In re the Estate of Ostrovitz

150 Misc. 226 | N.Y. Sur. Ct. | 1934

Henderson, S.

Objections 1, 2, 3, 4 and 6 are withdrawn. Upon consent, objection 5 is sustained to the extent that the claim for credit in Schedule C of seventy-six dollars will be reduced to fifty-one dollars. Objection 7. It appears that there has been an overpayment to two of the legatees on account of their distributive shares in the estate. The amount of the overpayment cannot be fixed until the amount of the debts and administration expenses is definitely determined. When such amount is determined, the decree will provide that the executrix be surcharged with the amount of the overpayments to the legatees.

No request for a construction is made in the petition, but the special guardian raises such a question in his report, and the account contains the statement that the decree should provide for distribution as in case of intestacy. A determination of the question so raised should be made at this time. (Surr. Ct. Act, § 145.)

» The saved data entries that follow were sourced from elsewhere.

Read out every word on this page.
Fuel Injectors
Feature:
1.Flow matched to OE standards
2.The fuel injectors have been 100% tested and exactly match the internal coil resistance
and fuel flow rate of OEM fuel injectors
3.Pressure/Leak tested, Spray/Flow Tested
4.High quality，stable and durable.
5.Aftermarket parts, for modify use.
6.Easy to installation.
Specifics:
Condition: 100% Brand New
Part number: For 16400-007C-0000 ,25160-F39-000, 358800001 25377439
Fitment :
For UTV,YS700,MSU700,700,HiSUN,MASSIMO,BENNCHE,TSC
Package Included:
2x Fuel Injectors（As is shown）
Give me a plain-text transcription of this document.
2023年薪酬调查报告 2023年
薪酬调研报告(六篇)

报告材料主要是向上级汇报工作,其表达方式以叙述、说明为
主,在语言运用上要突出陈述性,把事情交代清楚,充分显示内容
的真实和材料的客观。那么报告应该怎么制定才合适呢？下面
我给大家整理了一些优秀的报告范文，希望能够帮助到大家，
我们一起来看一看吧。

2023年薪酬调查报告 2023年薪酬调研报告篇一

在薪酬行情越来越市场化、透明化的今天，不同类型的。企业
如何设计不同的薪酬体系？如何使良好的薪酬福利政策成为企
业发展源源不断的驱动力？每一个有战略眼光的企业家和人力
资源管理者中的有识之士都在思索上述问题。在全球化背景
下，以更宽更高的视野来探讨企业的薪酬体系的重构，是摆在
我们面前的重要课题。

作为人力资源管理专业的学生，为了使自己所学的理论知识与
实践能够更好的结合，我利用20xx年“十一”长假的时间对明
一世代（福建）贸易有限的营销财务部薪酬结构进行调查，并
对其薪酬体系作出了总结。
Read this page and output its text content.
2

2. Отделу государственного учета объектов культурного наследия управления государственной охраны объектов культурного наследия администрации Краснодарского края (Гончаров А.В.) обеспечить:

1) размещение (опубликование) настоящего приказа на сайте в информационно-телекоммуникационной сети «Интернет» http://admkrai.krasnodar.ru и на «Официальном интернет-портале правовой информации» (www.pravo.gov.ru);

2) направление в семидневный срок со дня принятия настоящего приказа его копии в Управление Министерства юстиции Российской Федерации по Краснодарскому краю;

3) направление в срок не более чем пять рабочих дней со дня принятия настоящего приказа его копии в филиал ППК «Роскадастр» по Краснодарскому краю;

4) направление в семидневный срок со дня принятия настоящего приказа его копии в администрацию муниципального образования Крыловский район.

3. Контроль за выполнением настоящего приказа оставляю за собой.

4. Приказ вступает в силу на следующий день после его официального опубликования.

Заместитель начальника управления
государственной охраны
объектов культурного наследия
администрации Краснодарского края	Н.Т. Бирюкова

The will provides that the net estate be divided into fifths and is given to the' executrix in trust, one-fifth for each of five persons. Two of the trusts are for one year and one for five years after the testator’s decease when those respective shares are to be paid to the named legatees. In the remaining trusts the shares are to be held until the respective legatees attain the age of thirty. Paragraph eighth of the will is as follows:

“Eighth. I hereby direct that in the event any of my legatees hereunder shall die prior to the vesting of their respective legacies, then it is my wish that their share shall be divided equally among *228my legatees, and paid over unto them in accordance with the terms of their respective legacies hereunder.”

It is the contention of the special guardian that the five trusts violate the provisions of section 11 of the Personal Property Law and that there is an intestacy. It is correct that all the trusts may be measured by more than two lives in being, but I do not agree with the conclusion that the trusts must fail entirely. The five legacies upon which payment is deferred are measured by the lives of the respective beneficiaries. Where it is possible to effectuate the wishes of the testator by severing those trust provisions which are illegal from those which he is permitted to make, the court will give such reasonable application to the rules with respect to the suspension of the power of alienation as will carry out his expressed intention. (Matter of Trevor, 239 N. Y. 6.) In Matter of Horner (237 N. Y. 489, 495) it was said: “ The provision that in given circumstances a share shall fall back into the general body of the trust and remain unsevered from the bulk is so subordinate in importance and so separable in function that we are at liberty to cut if off and preserve what goes before.”

The testator in this case was interested in five persons, each of whom he desired to receive equal portions of his estate. His further intention was that the vesting of each portion in the individual to be benefited should take place, in three instances, at specified times after his death, and in two instances, not before the beneficiary reached the age of thirty. His provision that in any case where a beneficiary dies before his share vests, such share should be divided equally among the survivors, or in the event that their share had not already vested, the share be added to the trust for such beneficiary’s benefit, was proper. It is only in the event of the death of a second beneficiary before the vesting of his share that there is an unlawful suspension of the power of alienation, and then only of that portion held in trust which he received by reason of the prior death of another legatee.

The intent of the testator may be given effect as nearly as possible without an illegal suspension of absolute ownership by terminating the trust as to the amount by which such fund may have been augmented by reason of the death of another beneficiary in the event of the death of a survivor before the vesting of his legacy. (Matter of Aucaigne, 131 Misc. 723, 727.) Upon the death of the surviving beneficiaries, before the vesting of their legacies, each of such trusts ends as to the amount of such augmentation, and the latter then passes as if the deceased testator had died intestate. Settle decree accordingly.